Kami saling menatap dengan penuh marah. Argh sudahlah! Aku menendang kakinya lalu pergi meninggalkannya. Susah banget diaturnya. Tapi kalau kabur darinya, aku mau kemana? Aku kan baru pertama kali ke Jakarta dan belum tahu seluk beluknya. Lalu..?!

Aku berlari kembali ke Marcel yang sibuk membayar belanjaan kami tadi "Napa balik?! Sana pergi, dasar istri kurang ajar!"

"Hei serius! Aku nggak tahu Jakarta itu seperti apa—"

Dia menyentil dahiku lalu memarahiku lagi. Intinya dia mengomel padaku yang terlalu sok tahu dan keras kepala. Bahkan dia juga bilang agar aku nggak melakukan hal konyol lagi seperti kabur darinya saat di luar rumah. Rasanya ingin marah, tapi apa yang dikatakannya ada benarnya.

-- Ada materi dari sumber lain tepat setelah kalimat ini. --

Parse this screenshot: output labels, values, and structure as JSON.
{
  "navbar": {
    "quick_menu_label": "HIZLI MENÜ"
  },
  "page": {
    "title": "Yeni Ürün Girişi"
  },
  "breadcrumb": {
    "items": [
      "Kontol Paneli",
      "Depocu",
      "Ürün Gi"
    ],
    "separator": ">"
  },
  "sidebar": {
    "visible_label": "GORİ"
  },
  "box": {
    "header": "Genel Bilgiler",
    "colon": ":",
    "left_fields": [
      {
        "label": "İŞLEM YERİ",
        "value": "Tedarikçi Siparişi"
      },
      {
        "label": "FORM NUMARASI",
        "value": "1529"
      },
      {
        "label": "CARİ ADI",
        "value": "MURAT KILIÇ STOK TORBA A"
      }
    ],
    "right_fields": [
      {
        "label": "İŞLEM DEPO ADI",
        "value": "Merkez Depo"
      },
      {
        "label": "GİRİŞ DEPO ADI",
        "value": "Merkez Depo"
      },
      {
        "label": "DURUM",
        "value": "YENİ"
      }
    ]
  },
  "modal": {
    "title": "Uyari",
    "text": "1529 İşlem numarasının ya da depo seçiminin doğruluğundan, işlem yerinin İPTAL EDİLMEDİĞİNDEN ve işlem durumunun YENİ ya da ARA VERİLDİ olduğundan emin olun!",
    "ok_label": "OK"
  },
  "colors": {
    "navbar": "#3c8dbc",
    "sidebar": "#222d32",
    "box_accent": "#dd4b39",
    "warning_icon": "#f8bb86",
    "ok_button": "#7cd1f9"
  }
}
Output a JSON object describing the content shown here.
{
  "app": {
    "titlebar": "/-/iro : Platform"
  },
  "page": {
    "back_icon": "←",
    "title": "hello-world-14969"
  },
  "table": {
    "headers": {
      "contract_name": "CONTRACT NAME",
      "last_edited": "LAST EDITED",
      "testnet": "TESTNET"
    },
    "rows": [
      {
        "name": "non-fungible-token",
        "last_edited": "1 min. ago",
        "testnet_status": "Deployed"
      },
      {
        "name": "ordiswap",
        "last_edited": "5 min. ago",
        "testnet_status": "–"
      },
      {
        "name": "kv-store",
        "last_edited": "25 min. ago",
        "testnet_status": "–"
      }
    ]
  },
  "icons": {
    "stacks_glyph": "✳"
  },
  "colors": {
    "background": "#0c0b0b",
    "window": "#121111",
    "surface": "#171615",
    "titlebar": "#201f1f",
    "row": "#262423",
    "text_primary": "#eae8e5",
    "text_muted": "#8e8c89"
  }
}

"Hari ini acara resepsi pernikahan Sasha dan Robert, apa kamu juga mau diadakan acara seperti itu? Kalau mau bilang saja, aku bisa mengaturnya"

Aku senyum sambil menyelipkan anak rambutku ke belakang telingaku "Nggak apa. Acara sederhana saja asalkan bisa kuingat. Hehe.."

"Dasar.." dia mengacak acak rambutku lalu merangkul bahuku.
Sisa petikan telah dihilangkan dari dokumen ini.